# Sig



## bry623 (Apr 8, 2002)

Any guessers (other than Ried) as to what my 8-31-07 sig means?


----------



## kinbard (Jul 1, 2006)

http://cgi.ebay.com/2-Beyonce-Tickets-8-31-07-Oakland_W0QQitemZ220131563510QQcmdZViewItem
??


----------



## Deleted090308 (Jan 25, 2007)

Que?.


----------



## bry623 (Apr 8, 2002)

Nope. Look at my profile.


----------



## Midnight Tech (Dec 31, 2001)

Oh no...Bry gonna be a daddy again....


----------



## Ried (Jan 11, 2005)

Aw, c'mon bry. :laugh:

Your profile gives a good clue-but not really fair if they aren't from around Ohio. Give them a bit more to go on. :winkgrin:


----------



## Tumbleweed36 (May 14, 2005)

The first game of another season that comes up short for Ohio State????


----------



## Ried (Jan 11, 2005)

Note the description of his family and try to take it from there--It's a celebration held each year in recognition of these types of siblings.


----------



## mattlock (Dec 28, 2005)

If it's the Twins Day Festival in Twinsburg, (the only one I know of) Bry has the date wrong. It's actually this weekend.


----------



## bry623 (Apr 8, 2002)

Alas, I have never been to Twinsburg, but Ried is close. I have the day off. At approx. 7:45AM EDT that morning, the school bus which normally picks up 1 kid from my house, will be picking up 3!!!!!!!!!!!!


----------



## JohnthePilot (Mar 30, 2006)

bry623 said:


> Alas, I have never been to Twinsburg, but Ried is close. I have the day off. At approx. 7:45AM EDT that morning, the school bus which normally picks up 1 kid from my house, will be picking up 3!!!!!!!!!!!!
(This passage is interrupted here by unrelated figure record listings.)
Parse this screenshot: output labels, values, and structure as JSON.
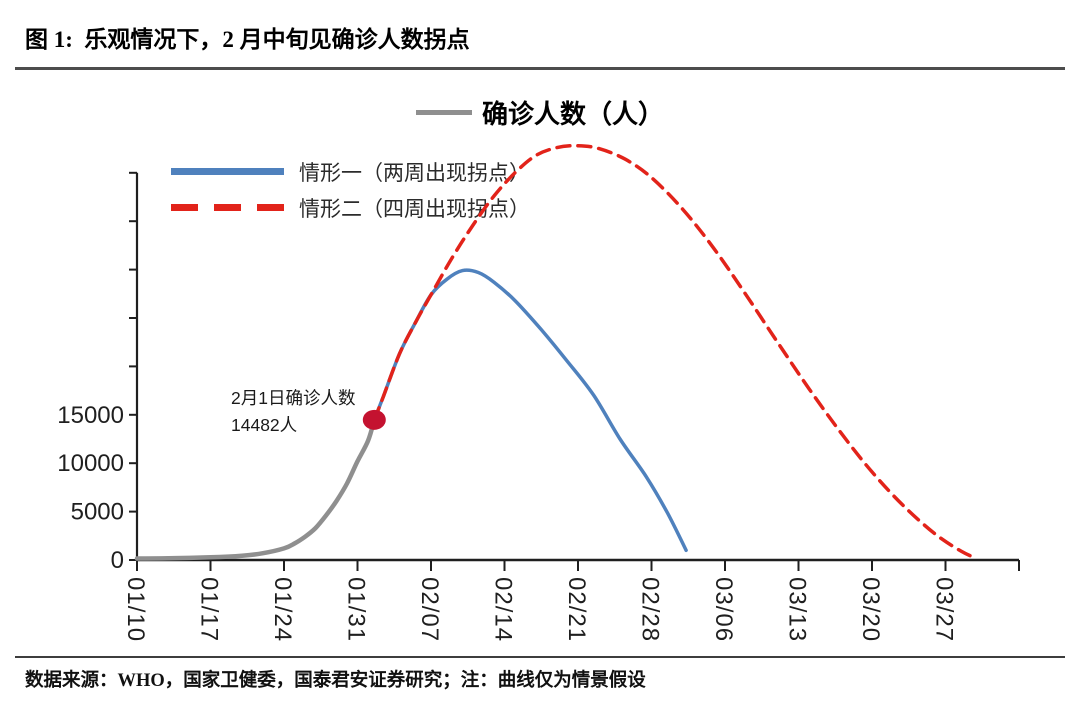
{
  "figure": {
    "title": "图 1:  乐观情况下，2 月中旬见确诊人数拐点",
    "source_note": "数据来源：WHO，国家卫健委，国泰君安证券研究；注：曲线仅为情景假设"
  },
  "chart_data": {
    "type": "line",
    "title": "确诊人数（人）",
    "grid": false,
    "legend_position": "top-left-inside",
    "x_axis": {
      "tick_labels": [
        "01/10",
        "01/17",
        "01/24",
        "01/31",
        "02/07",
        "02/14",
        "02/21",
        "02/28",
        "03/06",
        "03/13",
        "03/20",
        "03/27"
      ],
      "tick_interval_days": 7,
      "extra_end_tick_day": 84,
      "label_rotation_deg": 90
    },
    "y_axis": {
      "min": 0,
      "max": 40000,
      "tick_step": 5000,
      "labeled_ticks": [
        0,
        5000,
        10000,
        15000
      ]
    },
    "axis_color": "#1f1f1f",
    "series": [
      {
        "name": "确诊人数（人）",
        "role": "actual-data",
        "color": "#8f8f8f",
        "style": "solid",
        "width": 4.5,
        "points": [
          [
            0,
            150
          ],
          [
            3,
            180
          ],
          [
            7,
            280
          ],
          [
            10,
            440
          ],
          [
            12,
            700
          ],
          [
            14,
            1200
          ],
          [
            15,
            1700
          ],
          [
            16,
            2400
          ],
          [
            17,
            3300
          ],
          [
            18,
            4600
          ],
          [
            19,
            6100
          ],
          [
            20,
            7900
          ],
          [
            21,
            10200
          ],
          [
            22,
            12300
          ],
          [
            22.6,
            14482
          ]
        ]
      },
      {
        "name": "情形一（两周出现拐点）",
        "role": "scenario-1-two-week-inflection",
        "color": "#4f81bd",
        "style": "solid",
        "width": 3.5,
        "points": [
          [
            22.6,
            14482
          ],
          [
            23.5,
            17000
          ],
          [
            25,
            21300
          ],
          [
            26.5,
            24500
          ],
          [
            28,
            27400
          ],
          [
            29.5,
            29000
          ],
          [
            31,
            29900
          ],
          [
            32.5,
            29700
          ],
          [
            34,
            28700
          ],
          [
            36,
            26800
          ],
          [
            38.5,
            23800
          ],
          [
            41,
            20500
          ],
          [
            43.5,
            17000
          ],
          [
            46,
            12500
          ],
          [
            48.5,
            8600
          ],
          [
            50.5,
            4900
          ],
          [
            52.3,
            1000
          ]
        ]
      },
      {
        "name": "情形二（四周出现拐点）",
        "role": "scenario-2-four-week-inflection",
        "color": "#e2231a",
        "style": "dashed",
        "width": 3.5,
        "dash": "13 8",
        "points": [
          [
            22.6,
            14482
          ],
          [
            23.5,
            17000
          ],
          [
            25,
            21300
          ],
          [
            26.5,
            24500
          ],
          [
            28,
            27400
          ],
          [
            30,
            31200
          ],
          [
            32,
            34600
          ],
          [
            34,
            37600
          ],
          [
            36,
            40000
          ],
          [
            38,
            41800
          ],
          [
            40,
            42600
          ],
          [
            42,
            42800
          ],
          [
            44,
            42500
          ],
          [
            46.5,
            41400
          ],
          [
            49,
            39500
          ],
          [
            52,
            36200
          ],
          [
            55,
            32100
          ],
          [
            58,
            27400
          ],
          [
            61,
            22500
          ],
          [
            64,
            17700
          ],
          [
            67,
            13200
          ],
          [
            70,
            9100
          ],
          [
            73,
            5600
          ],
          [
            76,
            2700
          ],
          [
            78.5,
            900
          ],
          [
            80,
            150
          ]
        ]
      }
    ],
    "annotation": {
      "line1": "2月1日确诊人数",
      "line2": "14482人",
      "date": "02/01",
      "value": 14482,
      "marker_day": 22.6,
      "marker_color": "#c41230"
    },
    "x_note": "points are [days since 01/10, confirmed persons]"
  }
}
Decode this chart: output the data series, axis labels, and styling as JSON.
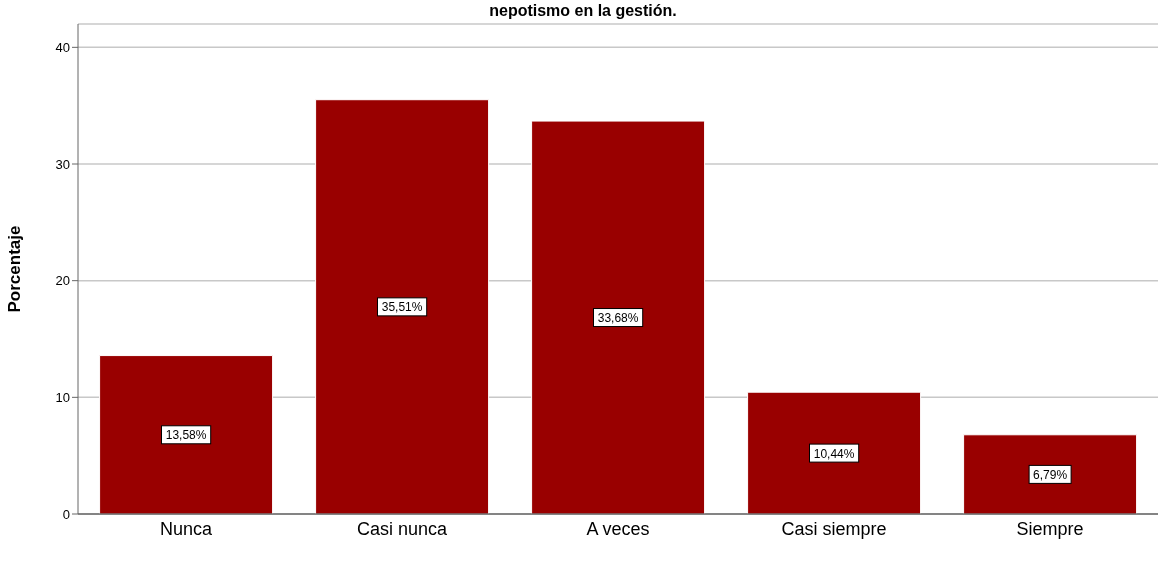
{
  "chart_data": {
    "type": "bar",
    "title": "nepotismo en la gestión.",
    "ylabel": "Porcentaje",
    "categories": [
      "Nunca",
      "Casi nunca",
      "A veces",
      "Casi siempre",
      "Siempre"
    ],
    "values": [
      13.58,
      35.51,
      33.68,
      10.44,
      6.79
    ],
    "value_labels": [
      "13,58%",
      "35,51%",
      "33,68%",
      "10,44%",
      "6,79%"
    ],
    "color": "#990000",
    "ylim": [
      0,
      42
    ],
    "yticks": [
      0,
      10,
      20,
      30,
      40
    ],
    "grid": "y",
    "legend": false
  }
}
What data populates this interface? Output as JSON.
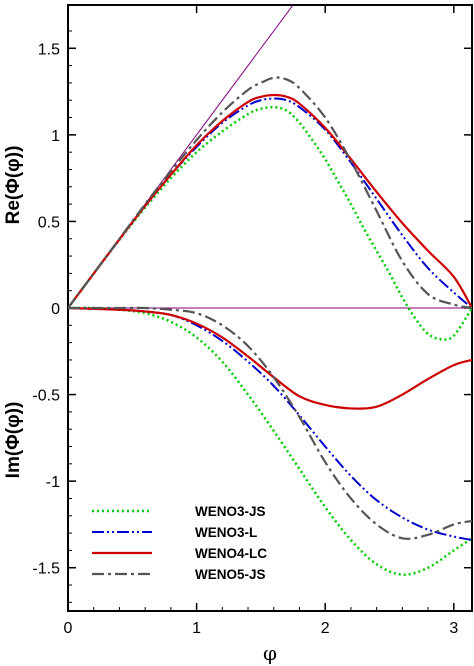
{
  "chart_data": {
    "type": "line",
    "title": "",
    "xlabel": "φ",
    "ylabel_top": "Re(Φ(φ))",
    "ylabel_bottom": "Im(Φ(φ))",
    "xlim": [
      0,
      3.14159
    ],
    "ylim": [
      -1.75,
      1.75
    ],
    "grid": false,
    "legend_position": "bottom-left",
    "x_ticks": [
      {
        "v": 0,
        "label": "0"
      },
      {
        "v": 1,
        "label": "1"
      },
      {
        "v": 2,
        "label": "2"
      },
      {
        "v": 3,
        "label": "3"
      }
    ],
    "y_ticks": [
      {
        "v": 1.5,
        "label": "1.5"
      },
      {
        "v": 1,
        "label": "1"
      },
      {
        "v": 0.5,
        "label": "0.5"
      },
      {
        "v": 0,
        "label": "0"
      },
      {
        "v": -0.5,
        "label": "-0.5"
      },
      {
        "v": -1,
        "label": "-1"
      },
      {
        "v": -1.5,
        "label": "-1.5"
      }
    ],
    "exact": {
      "color": "#800080",
      "re": [
        [
          0,
          0
        ],
        [
          1.8,
          1.8
        ]
      ],
      "im": [
        [
          0,
          0
        ],
        [
          3.14159,
          0
        ]
      ]
    },
    "series": [
      {
        "name": "WENO3-JS",
        "color": "#00cc00",
        "dash": "2,3",
        "width": 2.5,
        "re": [
          [
            0,
            0
          ],
          [
            0.2,
            0.199
          ],
          [
            0.4,
            0.395
          ],
          [
            0.6,
            0.58
          ],
          [
            0.8,
            0.75
          ],
          [
            1.0,
            0.9
          ],
          [
            1.2,
            1.02
          ],
          [
            1.4,
            1.12
          ],
          [
            1.5,
            1.15
          ],
          [
            1.6,
            1.16
          ],
          [
            1.7,
            1.14
          ],
          [
            1.8,
            1.07
          ],
          [
            1.9,
            0.97
          ],
          [
            2.0,
            0.86
          ],
          [
            2.1,
            0.73
          ],
          [
            2.2,
            0.6
          ],
          [
            2.3,
            0.46
          ],
          [
            2.4,
            0.33
          ],
          [
            2.5,
            0.2
          ],
          [
            2.6,
            0.06
          ],
          [
            2.7,
            -0.06
          ],
          [
            2.8,
            -0.15
          ],
          [
            2.9,
            -0.18
          ],
          [
            3.0,
            -0.16
          ],
          [
            3.14159,
            0
          ]
        ],
        "im": [
          [
            0,
            0
          ],
          [
            0.2,
            0
          ],
          [
            0.4,
            -0.01
          ],
          [
            0.6,
            -0.03
          ],
          [
            0.8,
            -0.08
          ],
          [
            1.0,
            -0.17
          ],
          [
            1.2,
            -0.31
          ],
          [
            1.4,
            -0.5
          ],
          [
            1.6,
            -0.71
          ],
          [
            1.8,
            -0.93
          ],
          [
            2.0,
            -1.15
          ],
          [
            2.2,
            -1.34
          ],
          [
            2.4,
            -1.48
          ],
          [
            2.6,
            -1.54
          ],
          [
            2.8,
            -1.5
          ],
          [
            3.0,
            -1.4
          ],
          [
            3.14159,
            -1.33
          ]
        ]
      },
      {
        "name": "WENO3-L",
        "color": "#0000cc",
        "dash": "12,3,2,3,2,3",
        "width": 2,
        "re": [
          [
            0,
            0
          ],
          [
            0.2,
            0.199
          ],
          [
            0.4,
            0.397
          ],
          [
            0.6,
            0.59
          ],
          [
            0.8,
            0.77
          ],
          [
            1.0,
            0.93
          ],
          [
            1.2,
            1.07
          ],
          [
            1.4,
            1.17
          ],
          [
            1.5,
            1.2
          ],
          [
            1.6,
            1.21
          ],
          [
            1.7,
            1.2
          ],
          [
            1.8,
            1.16
          ],
          [
            2.0,
            1.03
          ],
          [
            2.2,
            0.84
          ],
          [
            2.4,
            0.63
          ],
          [
            2.6,
            0.42
          ],
          [
            2.8,
            0.23
          ],
          [
            3.0,
            0.09
          ],
          [
            3.14159,
            0
          ]
        ],
        "im": [
          [
            0,
            0
          ],
          [
            0.4,
            -0.01
          ],
          [
            0.6,
            -0.02
          ],
          [
            0.8,
            -0.04
          ],
          [
            1.0,
            -0.1
          ],
          [
            1.2,
            -0.19
          ],
          [
            1.4,
            -0.31
          ],
          [
            1.6,
            -0.45
          ],
          [
            1.8,
            -0.62
          ],
          [
            2.0,
            -0.8
          ],
          [
            2.2,
            -0.97
          ],
          [
            2.4,
            -1.11
          ],
          [
            2.6,
            -1.21
          ],
          [
            2.8,
            -1.28
          ],
          [
            3.0,
            -1.32
          ],
          [
            3.14159,
            -1.34
          ]
        ]
      },
      {
        "name": "WENO4-LC",
        "color": "#cc0000",
        "dash": "",
        "width": 2.2,
        "re": [
          [
            0,
            0
          ],
          [
            0.2,
            0.199
          ],
          [
            0.4,
            0.397
          ],
          [
            0.6,
            0.59
          ],
          [
            0.8,
            0.77
          ],
          [
            1.0,
            0.94
          ],
          [
            1.2,
            1.08
          ],
          [
            1.4,
            1.19
          ],
          [
            1.5,
            1.22
          ],
          [
            1.6,
            1.23
          ],
          [
            1.7,
            1.22
          ],
          [
            1.8,
            1.18
          ],
          [
            2.0,
            1.04
          ],
          [
            2.2,
            0.86
          ],
          [
            2.4,
            0.67
          ],
          [
            2.6,
            0.49
          ],
          [
            2.8,
            0.33
          ],
          [
            3.0,
            0.18
          ],
          [
            3.14159,
            0
          ]
        ],
        "im": [
          [
            0,
            0
          ],
          [
            0.4,
            -0.01
          ],
          [
            0.6,
            -0.02
          ],
          [
            0.8,
            -0.04
          ],
          [
            1.0,
            -0.09
          ],
          [
            1.2,
            -0.17
          ],
          [
            1.4,
            -0.28
          ],
          [
            1.6,
            -0.4
          ],
          [
            1.8,
            -0.51
          ],
          [
            2.0,
            -0.56
          ],
          [
            2.2,
            -0.58
          ],
          [
            2.4,
            -0.57
          ],
          [
            2.6,
            -0.5
          ],
          [
            2.8,
            -0.41
          ],
          [
            3.0,
            -0.33
          ],
          [
            3.14159,
            -0.3
          ]
        ]
      },
      {
        "name": "WENO5-JS",
        "color": "#555555",
        "dash": "12,4,3,4",
        "width": 2.2,
        "re": [
          [
            0,
            0
          ],
          [
            0.2,
            0.2
          ],
          [
            0.4,
            0.4
          ],
          [
            0.6,
            0.6
          ],
          [
            0.8,
            0.79
          ],
          [
            1.0,
            0.97
          ],
          [
            1.2,
            1.13
          ],
          [
            1.4,
            1.26
          ],
          [
            1.5,
            1.3
          ],
          [
            1.6,
            1.33
          ],
          [
            1.7,
            1.32
          ],
          [
            1.8,
            1.27
          ],
          [
            2.0,
            1.1
          ],
          [
            2.2,
            0.85
          ],
          [
            2.4,
            0.56
          ],
          [
            2.6,
            0.27
          ],
          [
            2.8,
            0.08
          ],
          [
            3.0,
            0.02
          ],
          [
            3.14159,
            0
          ]
        ],
        "im": [
          [
            0,
            0
          ],
          [
            0.4,
            0
          ],
          [
            0.6,
            0
          ],
          [
            0.8,
            -0.01
          ],
          [
            1.0,
            -0.03
          ],
          [
            1.2,
            -0.1
          ],
          [
            1.4,
            -0.22
          ],
          [
            1.6,
            -0.4
          ],
          [
            1.8,
            -0.63
          ],
          [
            2.0,
            -0.89
          ],
          [
            2.2,
            -1.1
          ],
          [
            2.4,
            -1.25
          ],
          [
            2.6,
            -1.33
          ],
          [
            2.8,
            -1.31
          ],
          [
            3.0,
            -1.25
          ],
          [
            3.14159,
            -1.23
          ]
        ]
      }
    ]
  }
}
Fancy looking forward to your kids not being there for the day. Shame on you.:grin:


----------



## Ried (Jan 11, 2005)

Well, you know how it is--the kids are so excited to begin school full time. We're just trying to be supportive of their enthusiasm. :winkgrin:

I'm a couple days ahead of you on that bry--my sig would read 8-28-07. :woot:

@ mattlock138--you're right, Twins Day in Twinsburg was moved up this year.


----------



## JohnthePilot (Mar 30, 2006)

Ried said:


> Well, you know how it is--the kids are so excited to begin school full time. We're just trying to be supportive of their enthusiasm. :winkgrin:


I believe you Lisa. :laugh:


----------



## bry623 (Apr 8, 2002)

She has twins too, so she's doubly supportive.


----------



## grumpygit (Oct 28, 2006)

Bry, Just read your biography. 
A comma after 'married' would help avoid any confusion.:grin:


----------



## Done_Fishin (Oct 10, 2006)

I was just about to add something similar ...

SHAME ON YOU ...


> married an 8yr old girl and 5yr old twin boys


this comes under pedophile & bigamy :grin:

make amends quick before you bring us under heavy scrutiny from the authorities


----------